Illiterate, rural women in Nigeria and Pakistan have poorer cataract outcomes than any other social group, new research reveals

06 Mar 2017 by Selina Powell

New research has shed light on cataract blindness and treatment inequalities. Using data from Nigeria and Pakistan, researchers found that the prevalence of cataract blindness increased with each level of social disadvantage.

The study, published in the British Journal of Ophthalmology, found that men who needed cataract surgery in Nigeria were twice as likely as women to receive it. Literate, urban men in the country were seven times more likely to receive surgery than illiterate, rural women.
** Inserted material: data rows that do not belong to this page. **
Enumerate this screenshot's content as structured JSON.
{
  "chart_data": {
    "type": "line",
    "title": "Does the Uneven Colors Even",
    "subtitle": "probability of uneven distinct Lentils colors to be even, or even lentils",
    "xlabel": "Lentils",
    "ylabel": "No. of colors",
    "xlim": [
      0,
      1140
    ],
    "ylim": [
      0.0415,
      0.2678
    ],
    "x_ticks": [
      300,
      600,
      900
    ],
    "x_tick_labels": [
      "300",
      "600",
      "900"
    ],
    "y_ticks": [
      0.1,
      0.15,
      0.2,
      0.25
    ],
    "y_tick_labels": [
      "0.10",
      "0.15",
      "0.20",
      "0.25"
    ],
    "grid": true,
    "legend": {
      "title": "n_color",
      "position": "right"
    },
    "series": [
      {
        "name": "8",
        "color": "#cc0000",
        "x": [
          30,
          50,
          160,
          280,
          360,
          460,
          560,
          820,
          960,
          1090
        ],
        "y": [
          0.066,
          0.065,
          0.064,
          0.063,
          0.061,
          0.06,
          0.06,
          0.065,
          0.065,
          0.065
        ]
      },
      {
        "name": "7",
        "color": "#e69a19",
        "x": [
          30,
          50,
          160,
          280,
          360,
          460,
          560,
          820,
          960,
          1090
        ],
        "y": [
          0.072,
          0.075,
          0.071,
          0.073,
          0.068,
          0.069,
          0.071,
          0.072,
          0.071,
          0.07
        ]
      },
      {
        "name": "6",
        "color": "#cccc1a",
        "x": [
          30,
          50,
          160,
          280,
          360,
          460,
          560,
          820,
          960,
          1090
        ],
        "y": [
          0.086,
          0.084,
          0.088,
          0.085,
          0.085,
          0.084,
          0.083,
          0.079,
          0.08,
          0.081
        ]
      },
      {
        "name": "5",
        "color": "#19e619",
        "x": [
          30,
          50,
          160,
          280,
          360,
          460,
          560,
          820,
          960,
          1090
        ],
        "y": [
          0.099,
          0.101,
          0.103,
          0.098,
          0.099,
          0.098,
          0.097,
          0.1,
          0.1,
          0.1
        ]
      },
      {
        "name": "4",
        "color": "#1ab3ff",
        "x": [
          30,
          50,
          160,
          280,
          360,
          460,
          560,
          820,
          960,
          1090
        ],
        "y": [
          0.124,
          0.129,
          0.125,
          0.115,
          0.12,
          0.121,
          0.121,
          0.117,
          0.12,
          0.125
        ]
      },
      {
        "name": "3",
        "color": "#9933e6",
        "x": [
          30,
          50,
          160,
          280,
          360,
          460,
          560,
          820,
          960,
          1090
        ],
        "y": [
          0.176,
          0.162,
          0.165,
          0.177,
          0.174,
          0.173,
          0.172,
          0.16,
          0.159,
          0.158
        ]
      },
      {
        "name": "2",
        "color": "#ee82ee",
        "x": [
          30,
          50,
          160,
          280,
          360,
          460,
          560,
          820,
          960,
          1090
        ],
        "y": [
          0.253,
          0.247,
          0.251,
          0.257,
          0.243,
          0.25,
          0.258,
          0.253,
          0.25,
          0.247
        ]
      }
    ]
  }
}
The research, which was co-authored by the London School of Hygiene & Tropical Medicine, found that illiterate, rural women fared worse than any other social group in both Nigeria and Pakistan.

Lead author, Dr Jacqueline Ramke, told OT that historically research on cataract blindness and inequality tended to focus on differences between men and women.

“This research aimed to assess how cataract blindness and cataract services varied among women and men when their place of residence and literacy status were considered simultaneously,” Dr Ramke explained.

The research highlighted that there were some sub-groups that were particularly vulnerable to poor eye health, she said.

“This knowledge can inform strategies to target resources towards those most in need,” Dr Ramke concluded.